In that conversation Issa was very keen on showing Lawrence that she had grown and she seemed pleased that he is no longer looking at her as the woman who cheated but as someone who is getting things done in her professional life. It was also heartwarming to see the long standing friendship they had rekindled, like nothing ever happened between them. I would want to say it’s a fairy tale, but I think vulnerability and honesty does offer a fighting chance for strained relationships to blossom again.
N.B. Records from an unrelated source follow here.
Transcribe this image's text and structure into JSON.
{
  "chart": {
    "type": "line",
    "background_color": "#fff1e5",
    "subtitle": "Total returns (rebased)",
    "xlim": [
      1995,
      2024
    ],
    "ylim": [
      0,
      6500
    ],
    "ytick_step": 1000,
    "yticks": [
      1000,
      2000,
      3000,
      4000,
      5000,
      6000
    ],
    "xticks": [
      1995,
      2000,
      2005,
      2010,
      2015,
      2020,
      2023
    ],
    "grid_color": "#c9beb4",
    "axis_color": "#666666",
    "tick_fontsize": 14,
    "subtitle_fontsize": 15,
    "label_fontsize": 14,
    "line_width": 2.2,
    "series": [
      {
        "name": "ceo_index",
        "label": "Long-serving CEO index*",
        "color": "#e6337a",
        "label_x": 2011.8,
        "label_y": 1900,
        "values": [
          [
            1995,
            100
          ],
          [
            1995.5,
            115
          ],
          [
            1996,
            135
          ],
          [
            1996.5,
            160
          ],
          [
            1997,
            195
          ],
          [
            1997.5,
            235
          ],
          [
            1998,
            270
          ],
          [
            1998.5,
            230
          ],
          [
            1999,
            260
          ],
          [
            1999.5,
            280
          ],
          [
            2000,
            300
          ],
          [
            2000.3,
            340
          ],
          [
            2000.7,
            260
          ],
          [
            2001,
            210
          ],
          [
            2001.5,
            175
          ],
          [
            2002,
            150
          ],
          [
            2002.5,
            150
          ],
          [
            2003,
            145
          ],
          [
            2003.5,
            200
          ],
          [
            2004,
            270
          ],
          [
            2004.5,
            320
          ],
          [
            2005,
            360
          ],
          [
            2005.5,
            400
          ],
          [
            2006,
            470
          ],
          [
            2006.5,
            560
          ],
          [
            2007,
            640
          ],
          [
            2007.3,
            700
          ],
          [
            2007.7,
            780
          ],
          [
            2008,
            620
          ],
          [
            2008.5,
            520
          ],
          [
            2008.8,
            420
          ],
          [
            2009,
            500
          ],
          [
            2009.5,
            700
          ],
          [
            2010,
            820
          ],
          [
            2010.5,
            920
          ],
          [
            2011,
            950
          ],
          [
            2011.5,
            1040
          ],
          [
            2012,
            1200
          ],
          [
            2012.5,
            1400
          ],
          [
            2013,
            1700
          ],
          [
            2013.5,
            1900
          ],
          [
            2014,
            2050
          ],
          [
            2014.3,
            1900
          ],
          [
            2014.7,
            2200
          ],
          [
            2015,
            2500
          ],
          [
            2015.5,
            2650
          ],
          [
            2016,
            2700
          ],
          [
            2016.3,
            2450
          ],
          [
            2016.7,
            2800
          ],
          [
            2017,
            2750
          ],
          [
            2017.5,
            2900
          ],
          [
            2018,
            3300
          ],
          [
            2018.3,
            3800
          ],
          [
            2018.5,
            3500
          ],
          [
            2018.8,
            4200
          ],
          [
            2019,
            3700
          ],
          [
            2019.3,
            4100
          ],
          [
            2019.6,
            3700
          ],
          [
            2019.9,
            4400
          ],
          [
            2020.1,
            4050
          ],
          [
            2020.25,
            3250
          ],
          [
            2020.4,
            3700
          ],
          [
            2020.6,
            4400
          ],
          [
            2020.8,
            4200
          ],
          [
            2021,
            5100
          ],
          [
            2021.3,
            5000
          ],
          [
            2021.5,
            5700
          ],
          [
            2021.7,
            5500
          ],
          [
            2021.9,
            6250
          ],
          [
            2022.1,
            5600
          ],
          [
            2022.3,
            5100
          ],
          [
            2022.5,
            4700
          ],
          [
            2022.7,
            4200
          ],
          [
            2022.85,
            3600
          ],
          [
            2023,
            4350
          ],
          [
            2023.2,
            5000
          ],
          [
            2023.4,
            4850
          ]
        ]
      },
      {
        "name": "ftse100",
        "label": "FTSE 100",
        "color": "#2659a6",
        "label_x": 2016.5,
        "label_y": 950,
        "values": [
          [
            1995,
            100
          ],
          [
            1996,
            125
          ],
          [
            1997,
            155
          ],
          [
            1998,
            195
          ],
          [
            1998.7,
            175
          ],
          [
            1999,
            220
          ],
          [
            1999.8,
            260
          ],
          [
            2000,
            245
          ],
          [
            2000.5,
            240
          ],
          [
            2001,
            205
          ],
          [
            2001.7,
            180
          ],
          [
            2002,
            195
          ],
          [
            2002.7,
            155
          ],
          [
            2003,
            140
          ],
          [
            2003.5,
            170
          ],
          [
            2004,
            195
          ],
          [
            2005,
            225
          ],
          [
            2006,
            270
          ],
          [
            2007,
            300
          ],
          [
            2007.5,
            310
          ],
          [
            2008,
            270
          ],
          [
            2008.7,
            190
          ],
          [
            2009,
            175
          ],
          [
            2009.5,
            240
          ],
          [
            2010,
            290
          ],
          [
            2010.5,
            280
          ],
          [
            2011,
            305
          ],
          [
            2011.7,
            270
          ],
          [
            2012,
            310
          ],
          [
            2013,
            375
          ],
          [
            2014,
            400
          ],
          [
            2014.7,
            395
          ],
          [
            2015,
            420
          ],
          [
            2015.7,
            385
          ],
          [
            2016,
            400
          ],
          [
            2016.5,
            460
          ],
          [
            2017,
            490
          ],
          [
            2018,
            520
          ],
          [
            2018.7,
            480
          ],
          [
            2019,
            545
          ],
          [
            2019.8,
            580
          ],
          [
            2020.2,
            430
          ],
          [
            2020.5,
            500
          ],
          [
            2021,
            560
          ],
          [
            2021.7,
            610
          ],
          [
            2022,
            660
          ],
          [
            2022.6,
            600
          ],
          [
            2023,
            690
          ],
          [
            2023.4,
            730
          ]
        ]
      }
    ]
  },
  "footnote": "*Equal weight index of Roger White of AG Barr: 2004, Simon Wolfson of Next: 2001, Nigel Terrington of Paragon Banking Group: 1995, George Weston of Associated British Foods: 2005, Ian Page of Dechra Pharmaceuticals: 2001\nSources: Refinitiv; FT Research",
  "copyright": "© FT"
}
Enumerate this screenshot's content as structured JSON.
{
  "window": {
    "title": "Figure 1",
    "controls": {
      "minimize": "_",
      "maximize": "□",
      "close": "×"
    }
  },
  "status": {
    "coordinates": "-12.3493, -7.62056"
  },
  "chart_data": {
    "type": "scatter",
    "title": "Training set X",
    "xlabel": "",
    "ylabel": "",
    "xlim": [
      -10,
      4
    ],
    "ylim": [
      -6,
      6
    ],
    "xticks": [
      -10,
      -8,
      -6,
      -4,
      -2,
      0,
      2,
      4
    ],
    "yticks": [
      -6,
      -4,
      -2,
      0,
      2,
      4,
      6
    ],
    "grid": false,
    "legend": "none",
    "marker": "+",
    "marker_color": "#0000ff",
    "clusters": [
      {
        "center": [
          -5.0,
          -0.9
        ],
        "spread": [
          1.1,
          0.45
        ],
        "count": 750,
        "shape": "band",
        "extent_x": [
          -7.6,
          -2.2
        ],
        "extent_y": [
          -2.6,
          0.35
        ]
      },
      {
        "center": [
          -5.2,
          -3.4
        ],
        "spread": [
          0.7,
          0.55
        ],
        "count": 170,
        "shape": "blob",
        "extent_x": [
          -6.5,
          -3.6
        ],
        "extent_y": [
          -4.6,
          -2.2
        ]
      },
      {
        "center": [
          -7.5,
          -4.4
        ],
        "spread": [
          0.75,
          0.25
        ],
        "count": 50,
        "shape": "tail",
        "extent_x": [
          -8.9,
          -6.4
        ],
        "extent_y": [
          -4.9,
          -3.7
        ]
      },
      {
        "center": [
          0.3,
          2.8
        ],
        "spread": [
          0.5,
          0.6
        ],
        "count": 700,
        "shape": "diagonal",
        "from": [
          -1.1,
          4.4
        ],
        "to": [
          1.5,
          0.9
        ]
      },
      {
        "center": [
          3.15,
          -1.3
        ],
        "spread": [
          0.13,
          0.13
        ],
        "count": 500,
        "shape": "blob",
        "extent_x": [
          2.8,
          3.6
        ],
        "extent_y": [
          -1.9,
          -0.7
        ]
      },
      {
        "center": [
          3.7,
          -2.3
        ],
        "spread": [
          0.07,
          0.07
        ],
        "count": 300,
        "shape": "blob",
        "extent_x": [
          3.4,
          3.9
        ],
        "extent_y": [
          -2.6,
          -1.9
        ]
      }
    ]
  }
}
In the book ‘What Makes love last :how to build trust and avoid betrayal’ , John Gottman points out in his explanation about the Zeigarink effect that between lovers, arguments that end with confessions and amends and deeper understanding of one another tend to be soon forgotten and the legacy of that relationship is a stronger and more enduring one. I am not one to predict fairy tales, but the subsequent episodes were a pointer to how stronger the relationship between Issa and Lawrence is — more openness, less insecure, more willingness to listen. I reckon even with the Condola pregnancy , they will navigate this in a better way than they would have a few years earlier. In Kellie’s famous phrase (and meme too) : “You know what that is? Growth”.